Exploring the gas-sensing properties at room-temperature and electrical behavior of oxalyldihydrazide-derived molybdenum complexes

Abstract

This study reports the design, synthesis, characterization, and performance evaluation of novel semiconductive molybdenum coordination complexes derived from an oxalyldihydrazide-based ligand. The ligand H₄L was synthesized through the reaction of salicylaldehyde with oxalyldihydrazide, followed by coordination with a molybdenum metal center. From methanol solution, a dinuclear complex, [Mo₂O₄(L)(MeOH)₂]·2H₂O, was isolated, while a polynuclear complex of the formula [Mo₂O₄(L)]_n was obtained from ethanol, acetonitrile, or acetone. These complexes were characterized using spectroscopic techniques and elemental analysis, and their thermal stabilities were assessed using thermogravimetric analysis.
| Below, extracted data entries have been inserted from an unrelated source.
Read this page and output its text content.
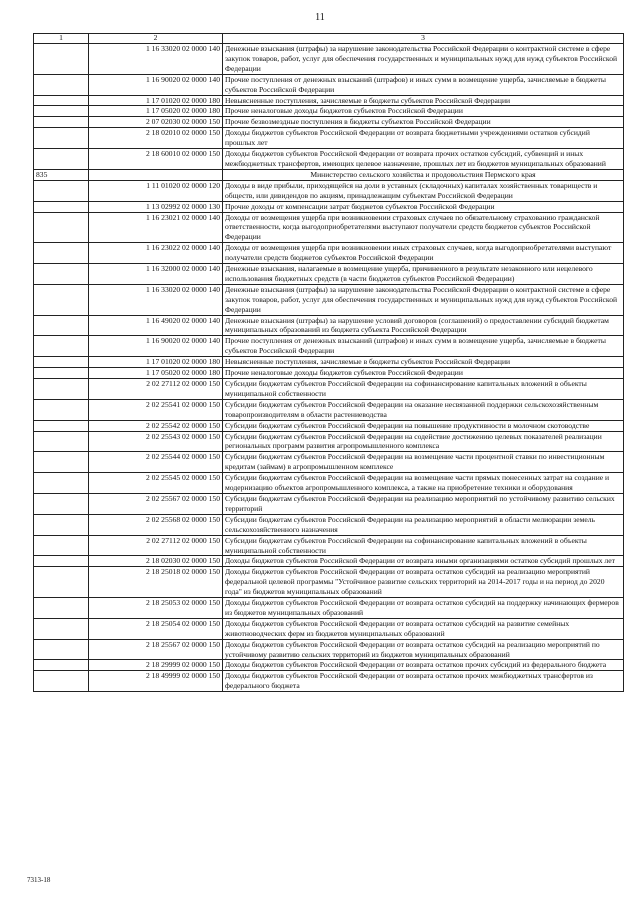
11
1	2	3
	1 16 33020 02 0000 140	Денежные взыскания (штрафы) за нарушение законодательства Российской Федерации о контрактной системе в сфере закупок товаров, работ, услуг для обеспечения государственных и муниципальных нужд для нужд субъектов Российской Федерации
	1 16 90020 02 0000 140	Прочие поступления от денежных взысканий (штрафов) и иных сумм в возмещение ущерба, зачисляемые в бюджеты субъектов Российской Федерации
	1 17 01020 02 0000 180	Невыясненные поступления, зачисляемые в бюджеты субъектов Российской Федерации
	1 17 05020 02 0000 180	Прочие неналоговые доходы бюджетов субъектов Российской Федерации
	2 07 02030 02 0000 150	Прочие безвозмездные поступления в бюджеты субъектов Российской Федерации
	2 18 02010 02 0000 150	Доходы бюджетов субъектов Российской Федерации от возврата бюджетными учреждениями остатков субсидий прошлых лет
	2 18 60010 02 0000 150	Доходы бюджетов субъектов Российской Федерации от возврата прочих остатков субсидий, субвенций и иных межбюджетных трансфертов, имеющих целевое назначение, прошлых лет из бюджетов муниципальных образований
835		Министерство сельского хозяйства и продовольствия Пермского края
	1 11 01020 02 0000 120	Доходы в виде прибыли, приходящейся на доли в уставных (складочных) капиталах хозяйственных товариществ и обществ, или дивидендов по акциям, принадлежащим субъектам Российской Федерации
	1 13 02992 02 0000 130	Прочие доходы от компенсации затрат бюджетов субъектов Российской Федерации
	1 16 23021 02 0000 140	Доходы от возмещения ущерба при возникновении страховых случаев по обязательному страхованию гражданской ответственности, когда выгодоприобретателями выступают получатели средств бюджетов субъектов Российской Федерации
	1 16 23022 02 0000 140	Доходы от возмещения ущерба при возникновении иных страховых случаев, когда выгодоприобретателями выступают получатели средств бюджетов субъектов Российской Федерации
	1 16 32000 02 0000 140	Денежные взыскания, налагаемые в возмещение ущерба, причиненного в результате незаконного или нецелевого использования бюджетных средств (в части бюджетов субъектов Российской Федерации)
	1 16 33020 02 0000 140	Денежные взыскания (штрафы) за нарушение законодательства Российской Федерации о контрактной системе в сфере закупок товаров, работ, услуг для обеспечения государственных и муниципальных нужд для нужд субъектов Российской Федерации
	1 16 49020 02 0000 140	Денежные взыскания (штрафы) за нарушение условий договоров (соглашений) о предоставлении субсидий бюджетам муниципальных образований из бюджета субъекта Российской Федерации
	1 16 90020 02 0000 140	Прочие поступления от денежных взысканий (штрафов) и иных сумм в возмещение ущерба, зачисляемые в бюджеты субъектов Российской Федерации
	1 17 01020 02 0000 180	Невыясненные поступления, зачисляемые в бюджеты субъектов Российской Федерации
	1 17 05020 02 0000 180	Прочие неналоговые доходы бюджетов субъектов Российской Федерации
	2 02 27112 02 0000 150	Субсидии бюджетам субъектов Российской Федерации на софинансирование капитальных вложений в объекты муниципальной собственности
	2 02 25541 02 0000 150	Субсидии бюджетам субъектов Российской Федерации на оказание несвязанной поддержки сельскохозяйственным товаропроизводителям в области растениеводства
	2 02 25542 02 0000 150	Субсидии бюджетам субъектов Российской Федерации на повышение продуктивности в молочном скотоводстве
	2 02 25543 02 0000 150	Субсидии бюджетам субъектов Российской Федерации на содействие достижению целевых показателей реализации региональных программ развития агропромышленного комплекса
	2 02 25544 02 0000 150	Субсидии бюджетам субъектов Российской Федерации на возмещение части процентной ставки по инвестиционным кредитам (займам) в агропромышленном комплексе
	2 02 25545 02 0000 150	Субсидии бюджетам субъектов Российской Федерации на возмещение части прямых понесенных затрат на создание и модернизацию объектов агропромышленного комплекса, а также на приобретение техники и оборудования
	2 02 25567 02 0000 150	Субсидии бюджетам субъектов Российской Федерации на реализацию мероприятий по устойчивому развитию сельских территорий
	2 02 25568 02 0000 150	Субсидии бюджетам субъектов Российской Федерации на реализацию мероприятий в области мелиорации земель сельскохозяйственного назначения
	2 02 27112 02 0000 150	Субсидии бюджетам субъектов Российской Федерации на софинансирование капитальных вложений в объекты муниципальной собственности
	2 18 02030 02 0000 150	Доходы бюджетов субъектов Российской Федерации от возврата иными организациями остатков субсидий прошлых лет
	2 18 25018 02 0000 150	Доходы бюджетов субъектов Российской Федерации от возврата остатков субсидий на реализацию мероприятий федеральной целевой программы "Устойчивое развитие сельских территорий на 2014-2017 годы и на период до 2020 года" из бюджетов муниципальных образований
	2 18 25053 02 0000 150	Доходы бюджетов субъектов Российской Федерации от возврата остатков субсидий на поддержку начинающих фермеров из бюджетов муниципальных образований
	2 18 25054 02 0000 150	Доходы бюджетов субъектов Российской Федерации от возврата остатков субсидий на развитие семейных животноводческих ферм из бюджетов муниципальных образований
	2 18 25567 02 0000 150	Доходы бюджетов субъектов Российской Федерации от возврата остатков субсидий на реализацию мероприятий по устойчивому развитию сельских территорий из бюджетов муниципальных образований
	2 18 29999 02 0000 150	Доходы бюджетов субъектов Российской Федерации от возврата остатков прочих субсидий из федерального бюджета
	2 18 49999 02 0000 150	Доходы бюджетов субъектов Российской Федерации от возврата остатков прочих межбюджетных трансфертов из федерального бюджета
7313-18
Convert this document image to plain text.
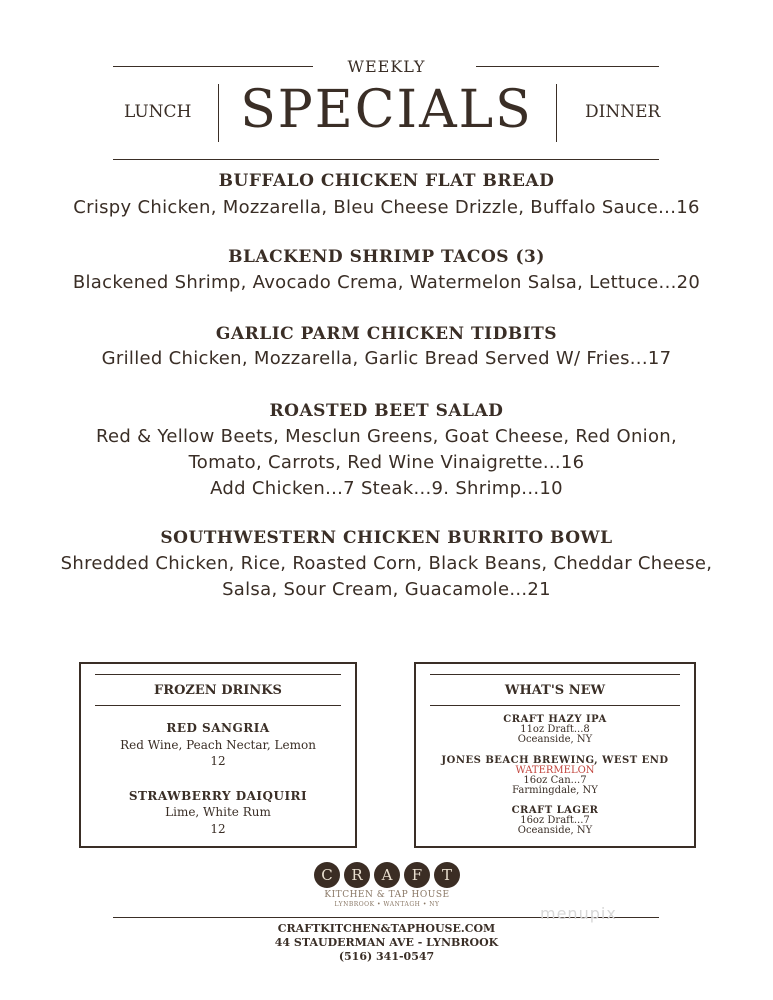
WEEKLY
LUNCH SPECIALS	DINNER
BUFFALO CHICKEN FLAT BREAD
Crispy Chicken, Mozzarella, Bleu Cheese Drizzle, Buffalo Sauce...16
BLACKEND SHRIMP TACOS (3)
Blackened Shrimp, Avocado Crema, Watermelon Salsa, Lettuce...20
GARLIC PARM CHICKEN TIDBITS
Grilled Chicken, Mozzarella, Garlic Bread Served W/ Fries...17
ROASTED BEET SALAD
Red & Yellow Beets, Mesclun Greens, Goat Cheese, Red Onion,
Tomato, Carrots, Red Wine Vinaigrette...16
Add Chicken...7 Steak...9. Shrimp...10
SOUTHWESTERN CHICKEN BURRITO BOWL
Shredded Chicken, Rice, Roasted Corn, Black Beans, Cheddar Cheese,
Salsa, Sour Cream, Guacamole...21
FROZEN DRINKS
RED SANGRIA
Red Wine, Peach Nectar, Lemon
12
STRAWBERRY DAIQUIRI
Lime, White Rum
12
WHAT'S NEW
CRAFT HAZY IPA
11oz Draft...8
Oceanside, NY
JONES BEACH BREWING, WEST END
WATERMELON
16oz Can...7
Farmingdale, NY
CRAFT LAGER
16oz Draft...7
Oceanside, NY
C	R	A	F	T
KITCHEN & TAP HOUSE
LYNBROOK • WANTAGH • NY
CRAFTKITCHEN&TAPHOUSE.COM
44 STAUDERMAN AVE - LYNBROOK
(516) 341-0547
menupix
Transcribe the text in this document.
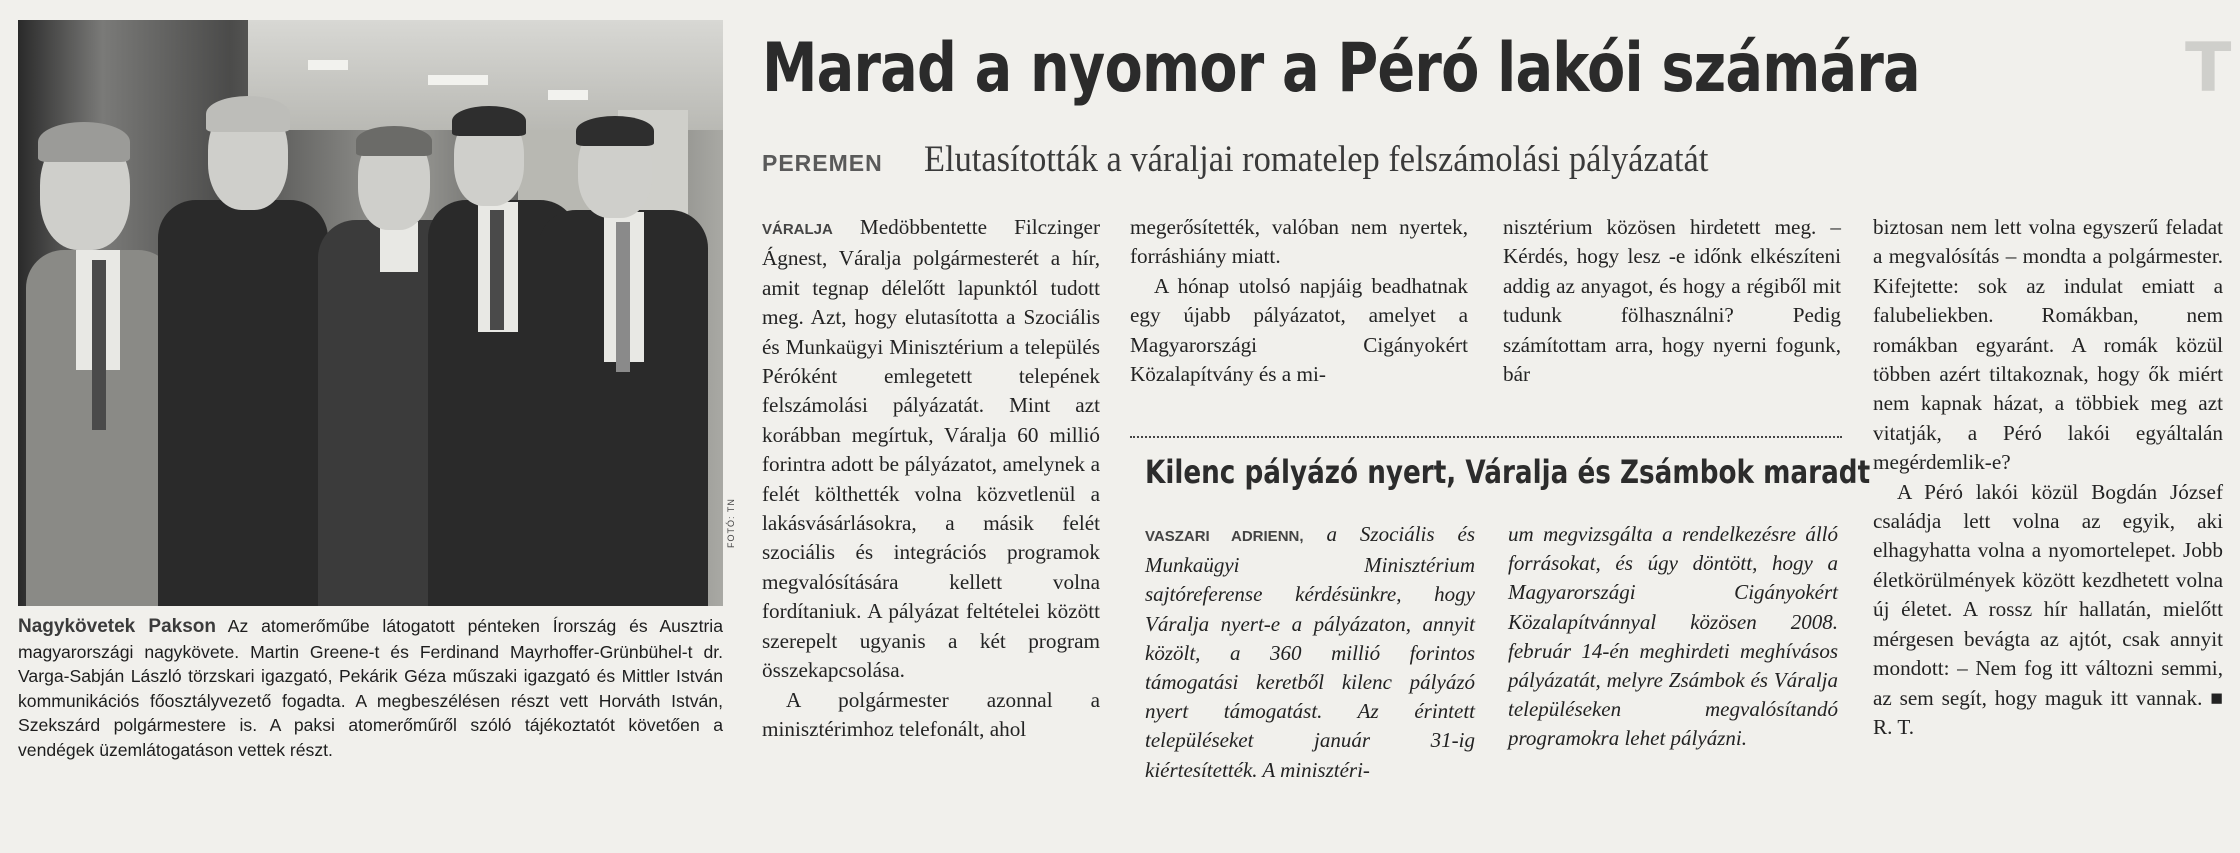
FOTÓ: TN
Nagykövetek Pakson Az atomerőműbe látogatott pénteken Írország és Ausztria magyarországi nagykövete. Martin Greene-t és Ferdinand Mayrhoffer-Grünbühel-t dr. Varga-Sabján László törzskari igazgató, Pekárik Géza műszaki igazgató és Mittler István kommunikációs főosztályvezető fogadta. A megbeszélésen részt vett Horváth István, Szekszárd polgármestere is. A paksi atomerőműről szóló tájékoztatót követően a vendégek üzemlátogatáson vettek részt.
Marad a nyomor a Péró lakói számára	T
PEREMEN Elutasították a váraljai romatelep felszámolási pályázatát

VÁRALJA Medöbbentette Filczinger Ágnest, Váralja polgármesterét a hír, amit tegnap délelőtt lapunktól tudott meg. Azt, hogy elutasította a Szociális és Munkaügyi Minisztérium a település Péróként emlegetett telepének felszámolási pályázatát. Mint azt korábban megírtuk, Váralja 60 millió forintra adott be pályázatot, amelynek a felét költhették volna közvetlenül a lakásvásárlásokra, a másik felét szociális és integrációs programok megvalósítására kellett volna fordítaniuk. A pályázat feltételei között szerepelt ugyanis a két program összekapcsolása.

A polgármester azonnal a minisztérimhoz telefonált, ahol

megerősítették, valóban nem nyertek, forráshiány miatt.

A hónap utolsó napjáig beadhatnak egy újabb pályázatot, amelyet a Magyarországi Cigányokért Közalapítvány és a mi-

nisztérium közösen hirdetett meg. – Kérdés, hogy lesz -e időnk elkészíteni addig az anyagot, és hogy a régiből mit tudunk fölhasználni? Pedig számítottam arra, hogy nyerni fogunk, bár

biztosan nem lett volna egyszerű feladat a megvalósítás – mondta a polgármester. Kifejtette: sok az indulat emiatt a falubeliekben. Romákban, nem romákban egyaránt. A romák közül többen azért tiltakoznak, hogy ők miért nem kapnak házat, a többiek meg azt vitatják, a Péró lakói egyáltalán megérdemlik-e?

A Péró lakói közül Bogdán József családja lett volna az egyik, aki elhagyhatta volna a nyomortelepet. Jobb életkörülmények között kezdhetett volna új életet. A rossz hír hallatán, mielőtt mérgesen bevágta az ajtót, csak annyit mondott: – Nem fog itt változni semmi, az sem segít, hogy maguk itt vannak. ■ R. T.

Kilenc pályázó nyert, Váralja és Zsámbok maradt
VASZARI ADRIENN, a Szociális és Munkaügyi Minisztérium sajtóreferense kérdésünkre, hogy Váralja nyert-e a pályázaton, annyit közölt, a 360 millió forintos támogatási keretből kilenc pályázó nyert támogatást. Az érintett településeket január 31-ig kiértesítették. A minisztéri-
um megvizsgálta a rendelkezésre álló forrásokat, és úgy döntött, hogy a Magyarországi Cigányokért Közalapítvánnyal közösen 2008. február 14-én meghirdeti meghívásos pályázatát, melyre Zsámbok és Váralja településeken megvalósítandó programokra lehet pályázni.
Density functional theory calculations were used to further assess the structural properties. The crystal and molecular structures of [Mo₂O₄(L)(MeOH)₂]·2MeOH were determined through single-crystal X-ray diffraction. Notably, the materials exhibited moderate DC conductivity of 4.27 × 10⁻⁸ Ω⁻¹ cm⁻¹ for [Mo₂O₄(L)]_n and 1.59 × 10⁻⁹ Ω⁻¹ cm⁻¹ for [Mo₂O₄(L)(MeOH)₂]·2H₂O@200 °C. [Mo₂O₄(L)(MeOH)₂]·2H₂O demonstrated potential applicability for the detection of volatile organic compounds (VOCs), including MeOH, EtOH, and PrOH, as well as H₂O. Specifically, exposure to MeOH led to a six-order magnitude increase in conductivity, highlighting its high sensitivity. Exposure to EtOH resulted in a five-order magnitude increase, whereas exposure to PrOH led to a four-and-a-half-order magnitude increase in conductivity. Further optimization of the experimental setup enabled reproducible response cycles upon exposure of the material to methanol vapor. Moreover, the response time for MeOH detection was as low as 40 s, with a recovery time of 230 s, indicating high sensing efficiency at RT.